- The Washington Times - Tuesday, December 27, 2005

BOSTON (AP) — Maybe it was the last greasy burger served at the Tasty Diner, or the final copy of Allen Ginsberg’s “Howl” sold at WordsWorth Books, or the last Hohner harmonica discovered amid the dusty bins of sheet music at Briggs and Briggs.

Ask longtime denizens of Harvard Square and they will be able to lament the exact moment when a favored haunt or hole-in-the-wall vanished, often giving way to a national chain.

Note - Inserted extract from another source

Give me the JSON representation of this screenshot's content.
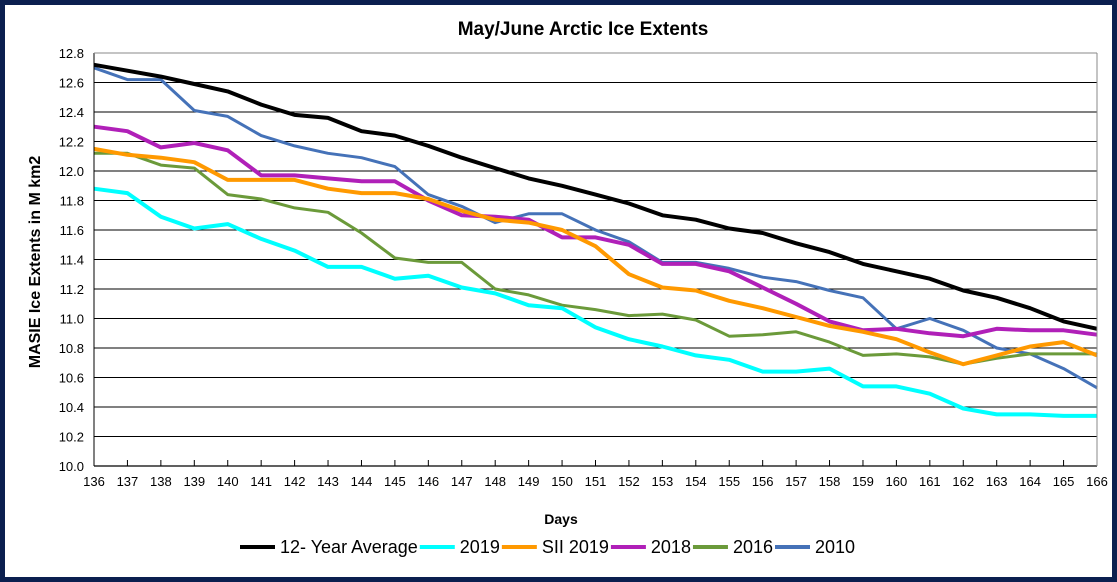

Earlier this year, the WordsWorth bookstore, which introduced generations of high schoolers to the illicit pleasures of Henry Miller, William Burroughs and Anais Nin, sold its last volume.

Now the Brattle Theater, which for half a century has catered to fans of American film noir, French New Wave and Russian avant-garde, is teetering on the brink.

Can the old, shabby Harvard Square — where scholars, students and miscreants hang out, where sidewalk chess fans still play spitfire games against all comers, and where coffee-shop philosophers still debate the virtues of Sartre and Camus — hold out against rising rents and brand-name consumer culture?

“I do think Harvard Square, unless something drastic is done, is dying,” said Louisa Solano, owner of the storied Grolier Poetry Book Store, a one-room shop stuffed floor to ceiling with poetry.

In its heyday, the Brattle offered Boston film buffs the best movie education in town. For many, it is still hard to recall scenes from Francois Truffaut’s “The 400 Blows” or Humphrey Bogart’s farewell to Ingrid Bergman in “Casablanca” without thinking of the Brattle.

The Brattle Film Foundation, the nonprofit that has operated the theater since 2001, has launched a campaign to save the place by raising $400,000 before its lease runs out in February.

“We are driven by people who are driven to see movies,” said Ned Hinkle, the Brattle’s creative director. “To really get the full experience of a film you have to see it in a theater with an audience of strangers on a big screen with a bag of popcorn.”

The Brattle is hoping to avoid the fate of another Harvard Square landmark, the Tasty Diner, which closed in 1997 after 81 years in business. The greasy spoon sat in the heart of the square, across from the Out of Town News newsstand.

Matt Damon wooed Minnie Driver at the Tasty in the movie “Good Will Hunting.” Another Harvard Square haunt used in the film, the Bow and Arrow Pub, has also since closed.

Federico Muchnik, who used to hang out at the Tasty when he was in high school in the 1970s, documented its final days in his film “Touching History: Harvard Square, the Bank and the Tasty Diner.”

“You could walk in at any time of day, and you could sit down, and on your right, you would have a Harvard University professor, and on your left, you would have a homeless person, and you would have a conversation,” he said. “This went on 24 hours a day.”

Small oddball stores can still be found in the square. Tucked in a basement space in the same block as a burger joint and consignment store is Twisted Village, a music shop specializing in psychedelic rock, screeching jazz and modern avant-garde.